O Mistério da Estrada de Sintra - Cap. 31: CAPÍTULO IV Pág. 176 / 245

que incomparável angustia devia ter passado em algumas horas por este desgraçado corpo para o devastar assim!

Na rua, a pequena distância, um realejo tocava um pot-pourri de várias óperas, e, ao som desse corrido martelar idiota da música mecânica, pareceu-me ver desfilar em louca debandada no ar, entre mim e a pobre senhora, como numa espécie de evocação ao mesmo tempo trágica e grotesca, todos os grandes símbolos das educações sentimentais, ladainha viva das paixões elegantes, girando sob a manivela do seu realejo, num redemoinho fúnebre, de dança dos mortos, em torno desse corpo desfalecido, como as visões da vida passada, figuradas nos velhos retábulos, em torno do leito das monjas moribundas.

Era como se, no decorrer dessa música, automática como um andar de sonâmbulo, eu visse perpassar no espaço a grande ronda das tentações que na vida levaram consigo o destino desta criatura: os pálidos Manriques e os febris Manfredos, trazendo sob a capa das poéticas aventuras a bravura cavaleirosa de campeador Rui de Bivar ou do paladino Rolando, a melancolia de Hamlet, a exaltação sentimental de Werter, a revolta do Fausto, a sociedade de D. Juan, o tédio de Childe Harold; e toda a legião dramática das belas mulheres amadas: Francesca, Margarida, Julieta, Ofélia, Virgínia e Manon.

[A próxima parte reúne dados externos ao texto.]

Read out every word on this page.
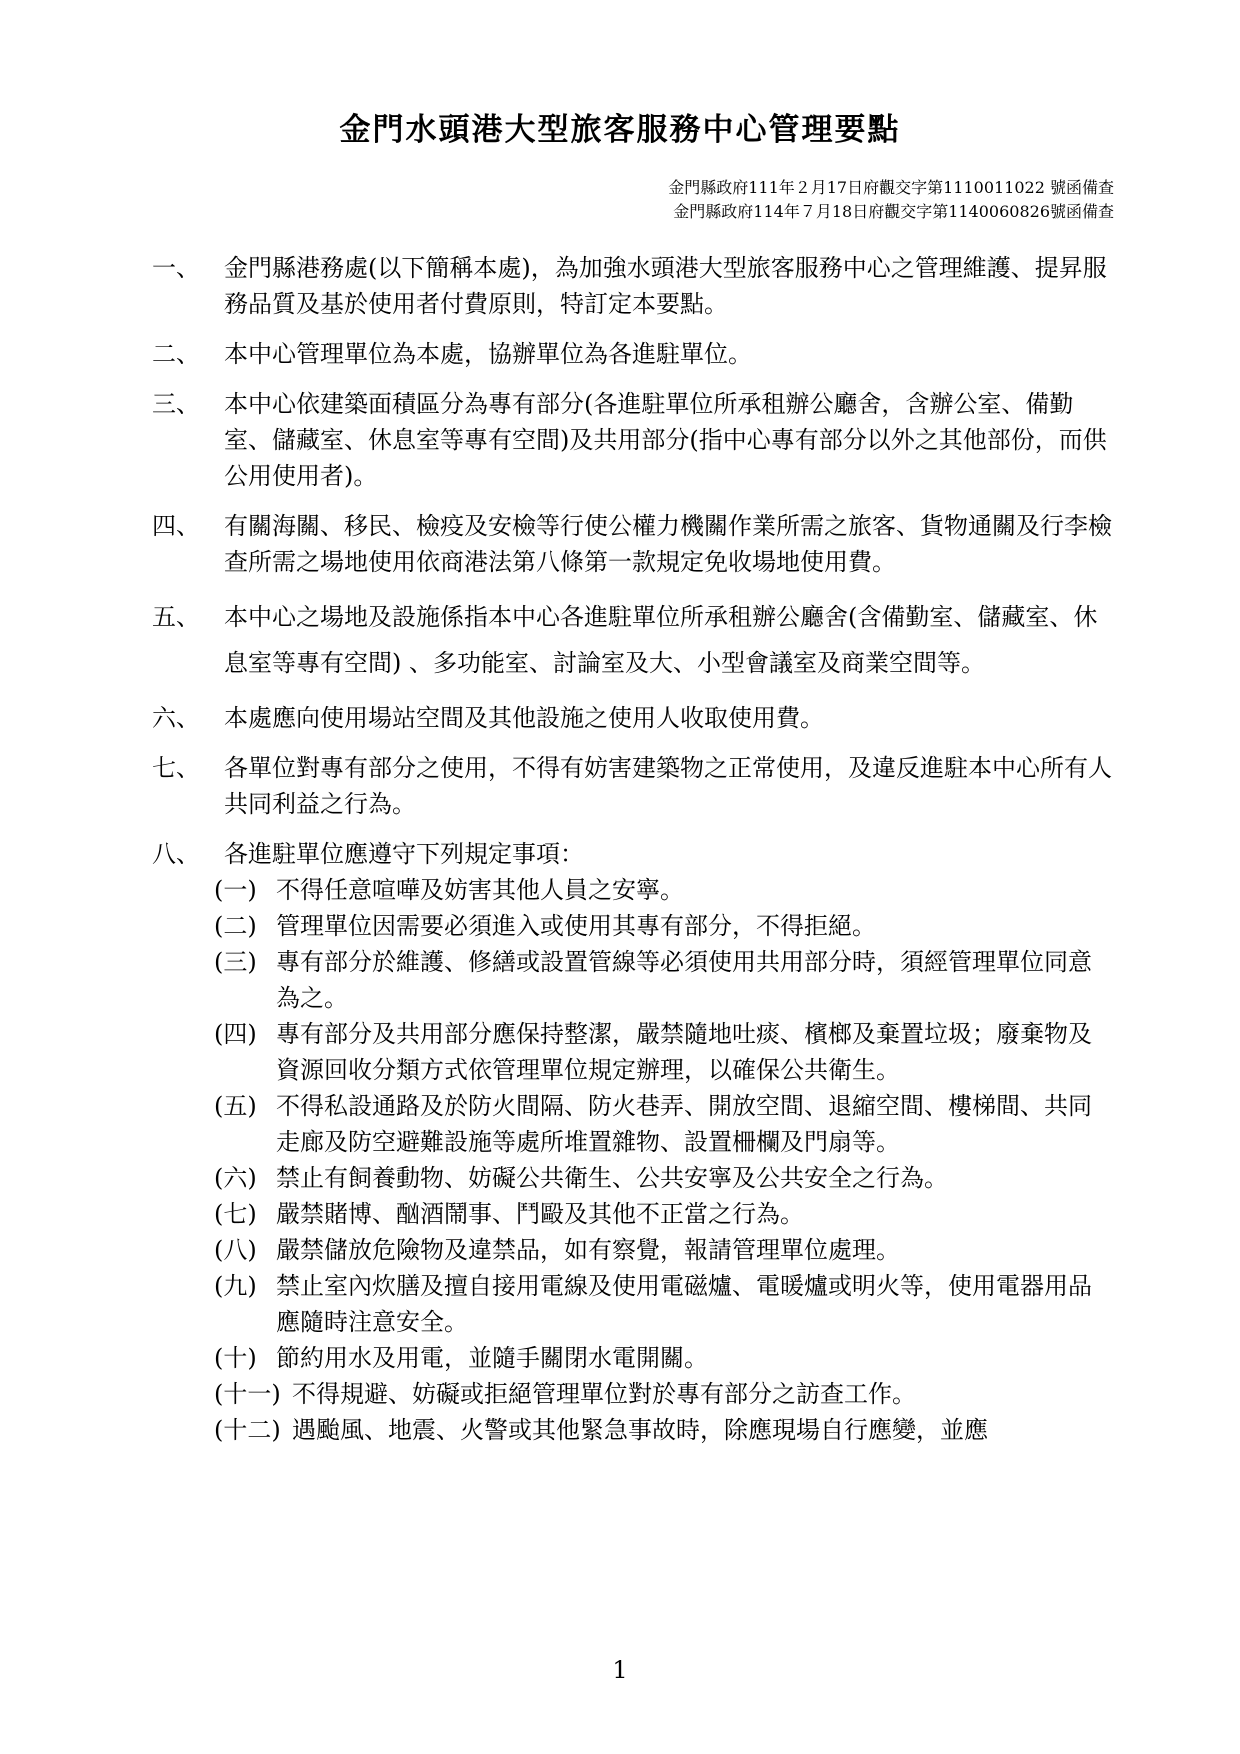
金門水頭港大型旅客服務中心管理要點
金門縣政府111年２月17日府觀交字第1110011022 號函備查
金門縣政府114年７月18日府觀交字第1140060826號函備查
一、	金門縣港務處(以下簡稱本處)，為加強水頭港大型旅客服務中心之管理維護、提昇服務品質及基於使用者付費原則，特訂定本要點。
二、	本中心管理單位為本處，協辦單位為各進駐單位。
三、	本中心依建築面積區分為專有部分(各進駐單位所承租辦公廳舍，含辦公室、備勤室、儲藏室、休息室等專有空間)及共用部分(指中心專有部分以外之其他部份，而供公用使用者)。
四、	有關海關、移民、檢疫及安檢等行使公權力機關作業所需之旅客、貨物通關及行李檢查所需之場地使用依商港法第八條第一款規定免收場地使用費。
五、	本中心之場地及設施係指本中心各進駐單位所承租辦公廳舍(含備勤室、儲藏室、休息室等專有空間) 、多功能室、討論室及大、小型會議室及商業空間等。
六、	本處應向使用場站空間及其他設施之使用人收取使用費。
七、	各單位對專有部分之使用，不得有妨害建築物之正常使用，及違反進駐本中心所有人共同利益之行為。
八、	各進駐單位應遵守下列規定事項：
(一) 不得任意喧嘩及妨害其他人員之安寧。
(二) 管理單位因需要必須進入或使用其專有部分，不得拒絕。
(三) 專有部分於維護、修繕或設置管線等必須使用共用部分時，須經管理單位同意為之。
(四) 專有部分及共用部分應保持整潔，嚴禁隨地吐痰、檳榔及棄置垃圾；廢棄物及資源回收分類方式依管理單位規定辦理，以確保公共衛生。
(五) 不得私設通路及於防火間隔、防火巷弄、開放空間、退縮空間、樓梯間、共同走廊及防空避難設施等處所堆置雜物、設置柵欄及門扇等。
(六) 禁止有飼養動物、妨礙公共衛生、公共安寧及公共安全之行為。
(七) 嚴禁賭博、酗酒鬧事、鬥毆及其他不正當之行為。
(八) 嚴禁儲放危險物及違禁品，如有察覺，報請管理單位處理。
(九) 禁止室內炊膳及擅自接用電線及使用電磁爐、電暖爐或明火等，使用電器用品應隨時注意安全。
(十) 節約用水及用電，並隨手關閉水電開關。
(十一) 不得規避、妨礙或拒絕管理單位對於專有部分之訪查工作。
(十二) 遇颱風、地震、火警或其他緊急事故時，除應現場自行應變，並應
1
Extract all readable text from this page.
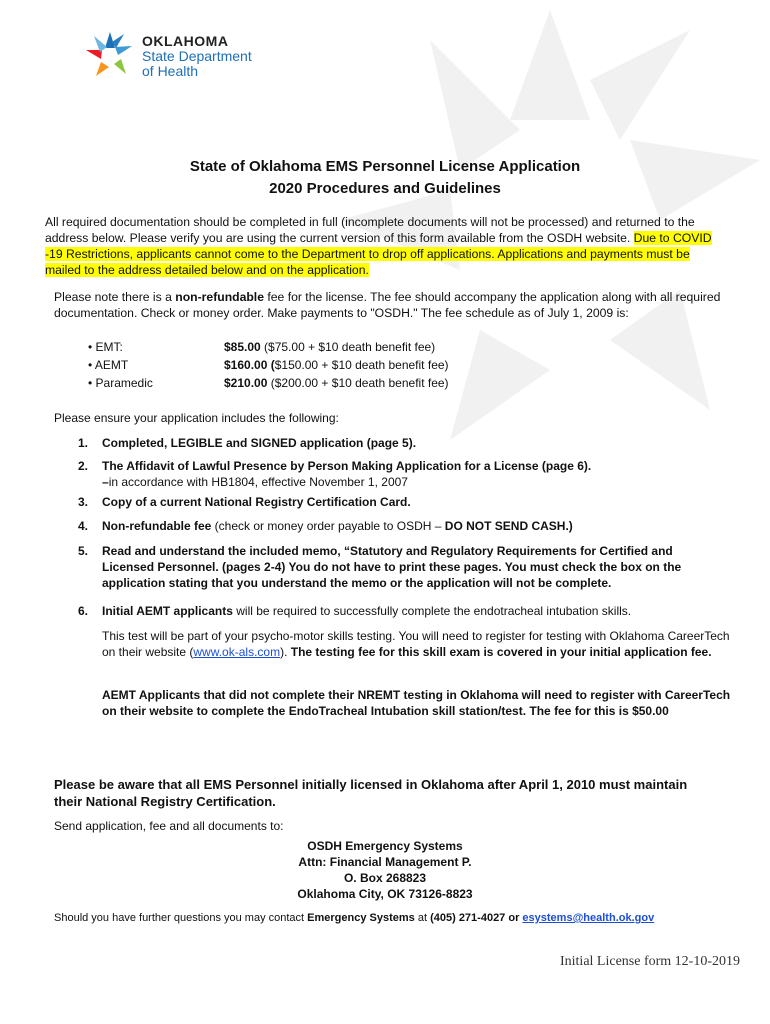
OKLAHOMA
State Department
of Health
State of Oklahoma EMS Personnel License Application
2020 Procedures and Guidelines
All required documentation should be completed in full (incomplete documents will not be processed) and returned to the address below. Please verify you are using the current version of this form available from the OSDH website. Due to COVID -19 Restrictions, applicants cannot come to the Department to drop off applications. Applications and payments must be mailed to the address detailed below and on the application.
Please note there is a non-refundable fee for the license. The fee should accompany the application along with all required documentation. Check or money order. Make payments to "OSDH." The fee schedule as of July 1, 2009 is:
• EMT:	$85.00 ($75.00 + $10 death benefit fee)
• AEMT	$160.00 ($150.00 + $10 death benefit fee)
• Paramedic	$210.00 ($200.00 + $10 death benefit fee)
Please ensure your application includes the following:
1.	Completed, LEGIBLE and SIGNED application (page 5).
2.	The Affidavit of Lawful Presence by Person Making Application for a License (page 6).
–in accordance with HB1804, effective November 1, 2007
3.	Copy of a current National Registry Certification Card.
4.	Non-refundable fee (check or money order payable to OSDH – DO NOT SEND CASH.)
5.	Read and understand the included memo, “Statutory and Regulatory Requirements for Certified and Licensed Personnel. (pages 2-4) You do not have to print these pages. You must check the box on the application stating that you understand the memo or the application will not be complete.
6.	Initial AEMT applicants will be required to successfully complete the endotracheal intubation skills.
This test will be part of your psycho-motor skills testing. You will need to register for testing with Oklahoma CareerTech on their website (www.ok-als.com). The testing fee for this skill exam is covered in your initial application fee.
AEMT Applicants that did not complete their NREMT testing in Oklahoma will need to register with CareerTech on their website to complete the EndoTracheal Intubation skill station/test. The fee for this is $50.00
Please be aware that all EMS Personnel initially licensed in Oklahoma after April 1, 2010 must maintain their National Registry Certification.
Send application, fee and all documents to:
OSDH Emergency Systems
Attn: Financial Management P.
O. Box 268823
Oklahoma City, OK 73126-8823
Should you have further questions you may contact Emergency Systems at (405) 271-4027 or esystems@health.ok.gov
Initial License form 12-10-2019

E, em grinalda de beijos secos, de beijos de pau, matraqueados no instrumento da rua, todas essas figuras de amorosas legendas bailavam misteriosamente ao som da Traviata, da Lúcia, do Bale in maschera.

- Amor! amor! amor! - tal foi decerto a letra da grande aria que constantemente lhe cantaram através de toda a sua existência de mulher bela, instruída e rica.

Foi nesse mundo moral que a sua imaginação habitou e que se fez o seu pobre espirito de linda criatura ociosa e desejada.